Выветрилась ли сыворотка? Я не знал. Теперь, когда я остался один, это не имело значения. Но… после допроса, который учинил мне красноносый, я чувствовал себя мерзопакостно — хуже некуда. Сволочь паршивая! Он полез туда, куда не имел права заглядывать, выставил на посмешище правду обо мне, которая никогда не должна была выплыть на свет. Он…
Я думал, что сейчас взорвусь.
Но не взорвался. И не взорвусь. Даже не надейтесь!
Я сорвал с себя заляпанный кровью комбинезон и пошел в душевую кабину. На меня полились струйки горячей воды с ферментами, но удовольствие было недолгим. Порция, выделенная мне, закончилась, и в дело вступили вентиляторы. Они высушили капли влаги, которая не ушла в сливное отверстие, вернувшись в систему рециркуляции.
Я бросился на измятую кровать и стал вслушиваться в монотонный шум, свойственный всем крупным жилым комплексам. В моей квартире некоторое время было тихо.

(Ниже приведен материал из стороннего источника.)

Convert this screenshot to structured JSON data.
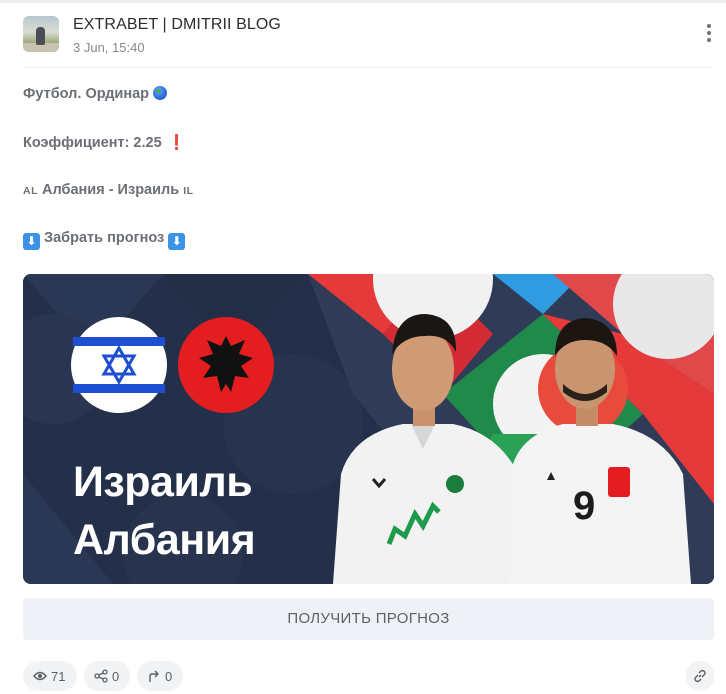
{
  "post": {
    "channel_name": "EXTRABET | DMITRII BLOG",
    "time": "3 Jun, 15:40",
    "lines": {
      "sport": "Футбол. Ординар",
      "coefficient": "Коэффициент: 2.25",
      "flag_left": "AL",
      "match": "Албания - Израиль",
      "flag_right": "IL",
      "arrow_left": "⬇",
      "forecast_label": "Забрать прогноз",
      "arrow_right": "⬇"
    },
    "banner": {
      "title_line1": "Израиль",
      "title_line2": "Албания",
      "shirt_number": "9"
    },
    "cta_label": "ПОЛУЧИТЬ ПРОГНОЗ",
    "stats": {
      "views": "71",
      "shares": "0",
      "forwards": "0"
    }
  },
  "colors": {
    "banner_bg": "#24304a",
    "israel_blue": "#1f4fd1",
    "albania_red": "#e41e20",
    "text_gray": "#6b6f76"
  },
  "icons": [
    "more-vertical-icon",
    "globe-icon",
    "exclamation-icon",
    "arrow-down-icon",
    "eye-icon",
    "share-icon",
    "forward-icon",
    "link-icon"
  ]
}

Потом из кухни донеслось скрипение и царапанье, а чуть позже я услышал резкий шлепок.
Я поднял голову и увидел Игнаца. Он с довольным видом сидел в углу и чавкал. Добрый старина Игнац всегда на посту. Никогда меня не подводит. Тараканы научились переваривать яды, выключать ультразвуковые отпугиватели, но еще ни один не устоял против голодной игуаны. Тараканы для него — любимое лакомство. Игнац целыми днями готов глотать, жевать и переваривать их.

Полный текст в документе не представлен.